The Lost Colony of Roanoke - Daily Dose Documentary

The Lost Colony of Roanoke

Lost Colony of Roanoke

In August of 1587, two years after a failed English settlement attempt along present-day coastal North Carolina, 115 English settlers dropped anchor at Roanoke Island, determined to form England’s first permanent community in the New World.

Supplies Depleted

Later that same year, as supplies ran short in the fledgling colony, Governor John White left his wife, daughter and infant granddaughter behind when he sailed back to England for fresh supplies, only to find his ship conscripted into service during the Anglo-Spanish War of 1585 to 1604, when Queen Elizabeth the 1st called on every available British ship to repel the powerful Spanish Armada.

A Change in Plans

When he returned to Roanoke in August of 1590, he found little trace of the colony or its inhabitants, save for scattered clues about what happened to them, including the word “Croatoan” carved into a tree. The disappearance of the Lost Colony of Roanoke has stoked centuries of academic debate regarding what happened to the settlers, with precious little agreement regarding their fate, other than the fact that Croatoan was the name of an island south of Roanoke—now known as Hatteras—that was also home to a Native American tribe of the same name, leading some to propose that the settlers may have been killed or abducted by the Croatoans.

Speculations Abound

Others believe that the settlers may have built a boat and sailed for England, only to shipwreck and perish at sea, while still others have propose that the Spanish marched or sailed up from Santa Elena, the Spanish capital of Florida, wiping out the English settlement in the name of hegemony or solitary dominance in the New World.

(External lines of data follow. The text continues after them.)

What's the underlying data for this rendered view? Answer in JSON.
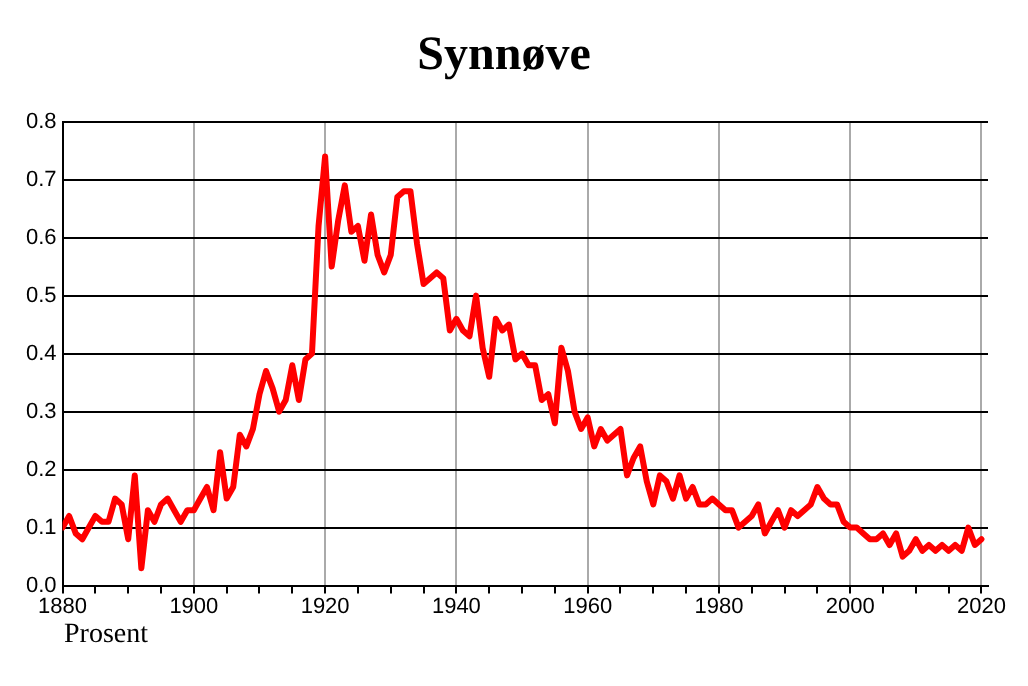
{
  "chart_data": {
    "type": "line",
    "title": "Synnøve",
    "annotations": [
      "Prosent"
    ],
    "x": [
      1880,
      1881,
      1882,
      1883,
      1884,
      1885,
      1886,
      1887,
      1888,
      1889,
      1890,
      1891,
      1892,
      1893,
      1894,
      1895,
      1896,
      1897,
      1898,
      1899,
      1900,
      1901,
      1902,
      1903,
      1904,
      1905,
      1906,
      1907,
      1908,
      1909,
      1910,
      1911,
      1912,
      1913,
      1914,
      1915,
      1916,
      1917,
      1918,
      1919,
      1920,
      1921,
      1922,
      1923,
      1924,
      1925,
      1926,
      1927,
      1928,
      1929,
      1930,
      1931,
      1932,
      1933,
      1934,
      1935,
      1936,
      1937,
      1938,
      1939,
      1940,
      1941,
      1942,
      1943,
      1944,
      1945,
      1946,
      1947,
      1948,
      1949,
      1950,
      1951,
      1952,
      1953,
      1954,
      1955,
      1956,
      1957,
      1958,
      1959,
      1960,
      1961,
      1962,
      1963,
      1964,
      1965,
      1966,
      1967,
      1968,
      1969,
      1970,
      1971,
      1972,
      1973,
      1974,
      1975,
      1976,
      1977,
      1978,
      1979,
      1980,
      1981,
      1982,
      1983,
      1984,
      1985,
      1986,
      1987,
      1988,
      1989,
      1990,
      1991,
      1992,
      1993,
      1994,
      1995,
      1996,
      1997,
      1998,
      1999,
      2000,
      2001,
      2002,
      2003,
      2004,
      2005,
      2006,
      2007,
      2008,
      2009,
      2010,
      2011,
      2012,
      2013,
      2014,
      2015,
      2016,
      2017,
      2018,
      2019,
      2020
    ],
    "series": [
      {
        "color": "#ff0000",
        "values": [
          0.1,
          0.12,
          0.09,
          0.08,
          0.1,
          0.12,
          0.11,
          0.11,
          0.15,
          0.14,
          0.08,
          0.19,
          0.03,
          0.13,
          0.11,
          0.14,
          0.15,
          0.13,
          0.11,
          0.13,
          0.13,
          0.15,
          0.17,
          0.13,
          0.23,
          0.15,
          0.17,
          0.26,
          0.24,
          0.27,
          0.33,
          0.37,
          0.34,
          0.3,
          0.32,
          0.38,
          0.32,
          0.39,
          0.4,
          0.62,
          0.74,
          0.55,
          0.63,
          0.69,
          0.61,
          0.62,
          0.56,
          0.64,
          0.57,
          0.54,
          0.57,
          0.67,
          0.68,
          0.68,
          0.59,
          0.52,
          0.53,
          0.54,
          0.53,
          0.44,
          0.46,
          0.44,
          0.43,
          0.5,
          0.41,
          0.36,
          0.46,
          0.44,
          0.45,
          0.39,
          0.4,
          0.38,
          0.38,
          0.32,
          0.33,
          0.28,
          0.41,
          0.37,
          0.3,
          0.27,
          0.29,
          0.24,
          0.27,
          0.25,
          0.26,
          0.27,
          0.19,
          0.22,
          0.24,
          0.18,
          0.14,
          0.19,
          0.18,
          0.15,
          0.19,
          0.15,
          0.17,
          0.14,
          0.14,
          0.15,
          0.14,
          0.13,
          0.13,
          0.1,
          0.11,
          0.12,
          0.14,
          0.09,
          0.11,
          0.13,
          0.1,
          0.13,
          0.12,
          0.13,
          0.14,
          0.17,
          0.15,
          0.14,
          0.14,
          0.11,
          0.1,
          0.1,
          0.09,
          0.08,
          0.08,
          0.09,
          0.07,
          0.09,
          0.05,
          0.06,
          0.08,
          0.06,
          0.07,
          0.06,
          0.07,
          0.06,
          0.07,
          0.06,
          0.1,
          0.07,
          0.08
        ]
      }
    ],
    "xlim": [
      1880,
      2021
    ],
    "xticks": [
      1880,
      {
        "value": 1885,
        "label": null
      },
      {
        "value": 1890,
        "label": null
      },
      {
        "value": 1895,
        "label": null
      },
      1900,
      {
        "value": 1905,
        "label": null
      },
      {
        "value": 1910,
        "label": null
      },
      {
        "value": 1915,
        "label": null
      },
      1920,
      {
        "value": 1925,
        "label": null
      },
      {
        "value": 1930,
        "label": null
      },
      {
        "value": 1935,
        "label": null
      },
      1940,
      {
        "value": 1945,
        "label": null
      },
      {
        "value": 1950,
        "label": null
      },
      {
        "value": 1955,
        "label": null
      },
      1960,
      {
        "value": 1965,
        "label": null
      },
      {
        "value": 1970,
        "label": null
      },
      {
        "value": 1975,
        "label": null
      },
      1980,
      {
        "value": 1985,
        "label": null
      },
      {
        "value": 1990,
        "label": null
      },
      {
        "value": 1995,
        "label": null
      },
      2000,
      {
        "value": 2005,
        "label": null
      },
      {
        "value": 2010,
        "label": null
      },
      {
        "value": 2015,
        "label": null
      },
      2020
    ],
    "ylim": [
      0,
      0.8
    ],
    "yticks": [
      {
        "value": 0,
        "label": "0.0"
      },
      {
        "value": 0.1,
        "label": "0.1"
      },
      {
        "value": 0.2,
        "label": "0.2"
      },
      {
        "value": 0.3,
        "label": "0.3"
      },
      {
        "value": 0.4,
        "label": "0.4"
      },
      {
        "value": 0.5,
        "label": "0.5"
      },
      {
        "value": 0.6,
        "label": "0.6"
      },
      {
        "value": 0.7,
        "label": "0.7"
      },
      {
        "value": 0.8,
        "label": "0.8"
      }
    ],
    "grid": true,
    "legend": false,
    "marker": "none",
    "line_style": "solid"
  }
}
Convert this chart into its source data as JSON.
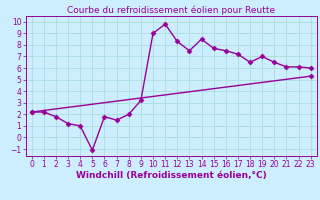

Absorbed into Native Culture?

In more recent years, some scholars have proposed that the settlers may have moved further inland and were simply absorbed into a friendly Native American tribe, leading to a 2007 campaign to collect and analyze DNA samples from local families, both indigenous and otherwise, looking for matches in DNA collected from human remains left behind at the settlement site, making the Lost Colony of Roanoke, an enduring mystery in the early days of North American colonial history.